Siempre ha sido habitual llegar al final de un Souls con más preguntas que respuestas, pero ese liricismo de Bloodborne produce una sensación de confusión todavía mayor durante nuestra andadura, que se hace más y más patente conforme nos aproximamos al final de la noche. En los últimos compases del juego, tras el descenso de la luna roja (señal de que hemos desvelado esa desconocida “verdad arcana”), asistimos a monstruosos rituales, viajamos a la mente en ruinas de un erudito que sucumbió a la pesadilla, ponemos fin a la vida de un Grande en un extraño combate y, cuando al fin regresamos al Sueño del Cazador, vemos que se encuentra devorado por las llamas.
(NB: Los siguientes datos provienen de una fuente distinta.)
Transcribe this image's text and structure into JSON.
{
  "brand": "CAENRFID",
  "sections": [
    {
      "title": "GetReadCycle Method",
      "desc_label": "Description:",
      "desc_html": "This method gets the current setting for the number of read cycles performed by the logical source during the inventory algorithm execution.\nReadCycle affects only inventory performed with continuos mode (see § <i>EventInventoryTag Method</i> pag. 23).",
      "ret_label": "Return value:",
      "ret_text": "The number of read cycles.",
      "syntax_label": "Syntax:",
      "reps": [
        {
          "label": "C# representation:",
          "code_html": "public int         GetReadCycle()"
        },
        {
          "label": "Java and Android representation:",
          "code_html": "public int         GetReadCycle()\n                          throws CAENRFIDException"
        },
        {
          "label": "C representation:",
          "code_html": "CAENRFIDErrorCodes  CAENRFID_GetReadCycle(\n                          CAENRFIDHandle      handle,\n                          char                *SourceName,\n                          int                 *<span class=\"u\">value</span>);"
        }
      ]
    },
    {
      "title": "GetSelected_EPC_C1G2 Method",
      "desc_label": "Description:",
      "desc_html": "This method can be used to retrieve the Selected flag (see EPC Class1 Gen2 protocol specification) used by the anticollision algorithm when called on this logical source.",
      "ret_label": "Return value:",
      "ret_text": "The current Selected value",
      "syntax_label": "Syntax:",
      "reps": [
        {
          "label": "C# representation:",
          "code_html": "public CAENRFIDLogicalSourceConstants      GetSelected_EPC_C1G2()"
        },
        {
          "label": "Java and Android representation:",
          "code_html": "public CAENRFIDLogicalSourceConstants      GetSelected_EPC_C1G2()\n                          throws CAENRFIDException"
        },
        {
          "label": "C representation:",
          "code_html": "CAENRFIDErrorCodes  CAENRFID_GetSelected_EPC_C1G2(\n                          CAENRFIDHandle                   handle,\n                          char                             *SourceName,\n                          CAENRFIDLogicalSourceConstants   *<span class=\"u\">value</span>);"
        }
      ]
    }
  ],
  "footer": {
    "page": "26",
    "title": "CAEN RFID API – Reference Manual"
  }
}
Al pie del gran árbol, el viejo Gehrman nos convoca para decirnos que hemos puesto fin a la pesadilla, que el Sueño ha cumplido su función, y como compensación nos ofrece quitarnos la vida y hacernos despertar, liberándonos así de nuestras ataduras y de los recuerdos de la horrible noche que hemos vivido. Se abre así el camino a los tres posibles finales de Bloodborne, que en ningún caso funcionan como grandes clímax, ni siquiera como auténticos desenlaces, y cuanto más inaccesibles son dichos finales, más difícil es desentrañar su sentido.

Si entregamos nuestra vida, Gehrman nos concede una muerte rápida y despertamos, tal y como prometió, con la mente limpia bajo el sol de la mañana. Sin embargo, la cacería nos ha inculcado el instinto de luchar ante toda adversidad: negarnos hará que el anciano revele su auténtica naturaleza como el Primer Cazador y trate de quitarnos la vida por la fuerza. En una de las peleas más emocionales de la historia de FromSoftware, la Cazadora entabla con el maestro de la cacería una batalla semejante a una danza feroz, entre las lápidas de todos los Cazadores del Sueño que caminaron la misma senda que nosotras y bajo la luz de una luna que hace mucho que dejó de ser un astro inocente. Derrotamos a Gehrman y por fin el anciano puede escapar de la pesadilla que tanto tiempo lo retuvo, pero por un precio: la Presencia Lunar, el Grande que concibió el Sueño del Cazador, desciende del cielo y nos apresa para que ocupemos el lugar del anciano. La cacería perdura y alguien cuidará del Sueño para guiar a la próxima alma perdida que encalle en él.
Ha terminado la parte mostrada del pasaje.